Bom, depois de quase 10 Km de morro, chegamos no outro lado, partindo para os nossos últimos momentos na Ilha da Magia. Ligamos para a imprensa e marcamos um encontro no trevo de acesso Praia Morro das Pedras para fazermos uma entrevista de finalização da Volta a Ilha de Santa Catarina, com a TV Barriga Verde.

 Tornamos a pegar o sul, indo até a Praia de Caeira, e já fomos abordados por uns simpáticos moradores que nos viram na televisão, e claro, batemos um agradável papo. Dali continuamos e percebemos a companhia de um cachorro que nos seguiu durante 1,5 Km,... pra onde ele vai? Chegando ao nosso fim, porque mais adiante só a pé, visitamos o Estaleiro de Canoas e conversamos com um simpático senhor sobre a vida no mar.

Retornando em direção ao norte da Ilha, fizemos o nosso primeiro almoço descente, um suculento prato de feijão com arroz, peixe, salada e muita água, pago por meu primo Leonel, porque eu estava sem dinheiro. Depois desse merecido almoço, fomos ao encontro com a imprensa para registrarmos o final da viagem, exatamente no trevo que dá acesso a Praia do Morro das Pedras, onde também serviu de cenário para a gravação da entrevista. Dali fomos correndo para o centro da cidade, na Praça XV de Novembro, local do início da viagem.  Demos mais uma entrevista para o Jornal e pedalamos para a casa de meu irmão passar a noite.
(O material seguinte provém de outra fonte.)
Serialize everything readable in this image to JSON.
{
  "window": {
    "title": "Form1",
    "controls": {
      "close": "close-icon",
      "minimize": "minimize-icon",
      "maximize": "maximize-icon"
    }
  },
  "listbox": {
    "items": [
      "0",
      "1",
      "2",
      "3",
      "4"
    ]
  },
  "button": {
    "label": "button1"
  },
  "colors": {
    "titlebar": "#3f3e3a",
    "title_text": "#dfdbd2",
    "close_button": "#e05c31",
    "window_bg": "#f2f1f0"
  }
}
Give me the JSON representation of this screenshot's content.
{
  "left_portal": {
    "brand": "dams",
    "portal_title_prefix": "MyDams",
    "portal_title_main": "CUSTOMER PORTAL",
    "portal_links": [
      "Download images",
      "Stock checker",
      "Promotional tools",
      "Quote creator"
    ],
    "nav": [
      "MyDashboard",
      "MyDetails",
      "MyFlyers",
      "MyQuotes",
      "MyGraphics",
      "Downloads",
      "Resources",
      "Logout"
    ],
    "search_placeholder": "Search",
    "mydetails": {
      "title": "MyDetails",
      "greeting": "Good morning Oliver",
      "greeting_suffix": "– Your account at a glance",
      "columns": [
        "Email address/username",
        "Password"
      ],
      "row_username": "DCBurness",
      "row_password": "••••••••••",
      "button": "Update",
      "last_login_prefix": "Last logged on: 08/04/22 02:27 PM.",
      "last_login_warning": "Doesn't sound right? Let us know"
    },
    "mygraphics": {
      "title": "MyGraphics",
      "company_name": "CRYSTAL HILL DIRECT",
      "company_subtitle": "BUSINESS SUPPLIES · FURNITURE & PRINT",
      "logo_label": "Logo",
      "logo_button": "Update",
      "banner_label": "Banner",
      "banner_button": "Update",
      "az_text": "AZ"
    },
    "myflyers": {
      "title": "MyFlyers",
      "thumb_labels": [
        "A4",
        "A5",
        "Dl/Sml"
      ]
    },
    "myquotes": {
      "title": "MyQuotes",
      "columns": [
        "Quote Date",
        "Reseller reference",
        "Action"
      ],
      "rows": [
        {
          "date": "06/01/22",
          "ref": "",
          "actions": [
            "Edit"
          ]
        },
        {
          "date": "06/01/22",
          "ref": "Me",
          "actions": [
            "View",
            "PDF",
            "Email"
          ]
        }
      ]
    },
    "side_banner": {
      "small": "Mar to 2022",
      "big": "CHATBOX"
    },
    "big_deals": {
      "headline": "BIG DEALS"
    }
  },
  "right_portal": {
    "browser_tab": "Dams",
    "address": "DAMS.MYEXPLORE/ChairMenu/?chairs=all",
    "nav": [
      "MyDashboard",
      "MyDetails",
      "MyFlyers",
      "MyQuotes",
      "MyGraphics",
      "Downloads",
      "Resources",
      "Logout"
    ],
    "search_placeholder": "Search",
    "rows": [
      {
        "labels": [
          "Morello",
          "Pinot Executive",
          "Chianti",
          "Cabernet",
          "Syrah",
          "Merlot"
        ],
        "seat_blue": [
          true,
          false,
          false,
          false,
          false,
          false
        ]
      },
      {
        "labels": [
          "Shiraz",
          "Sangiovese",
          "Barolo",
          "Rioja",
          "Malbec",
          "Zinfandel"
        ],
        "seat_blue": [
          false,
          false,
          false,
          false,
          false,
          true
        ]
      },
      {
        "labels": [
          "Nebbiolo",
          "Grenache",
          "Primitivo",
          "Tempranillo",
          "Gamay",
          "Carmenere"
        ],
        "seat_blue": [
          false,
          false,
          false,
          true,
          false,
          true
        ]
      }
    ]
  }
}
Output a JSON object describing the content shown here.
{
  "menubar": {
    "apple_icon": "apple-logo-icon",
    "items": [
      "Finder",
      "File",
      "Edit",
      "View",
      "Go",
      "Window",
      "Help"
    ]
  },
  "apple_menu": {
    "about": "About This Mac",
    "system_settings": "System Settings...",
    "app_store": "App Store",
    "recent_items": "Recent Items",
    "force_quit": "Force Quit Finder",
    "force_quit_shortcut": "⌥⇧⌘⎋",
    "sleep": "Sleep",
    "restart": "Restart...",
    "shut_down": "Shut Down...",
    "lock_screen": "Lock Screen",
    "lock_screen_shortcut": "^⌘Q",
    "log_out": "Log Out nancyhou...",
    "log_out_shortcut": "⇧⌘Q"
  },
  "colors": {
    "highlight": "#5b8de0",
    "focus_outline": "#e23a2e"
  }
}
No quinto e último dia de viagem, permanecemos na casa de meu irmão para descansar e limpar as bicicletas e fomos embora logo depois do almoço.  A viagem de retorno foi tranquila, graças a Deus, e passamos novamente na barraca de dona Justina para tomarmos aquele caldo de cana gelado grátis, pois ela novamente não quiz nos cobrar.
 

Chegamos em Itajaí, nesse mesmo dia 06 de dezembro, na Igreja Matriz as 19:10 hrs.

Com essa viagem, começávamos a dar início ao nosso curriculun e assim nos tornávamos comhecidos no ciclismo aventureiro.  Até fizemos uma exposiçao de fotos durante quatro dias dentro do Hipermercado Vitória.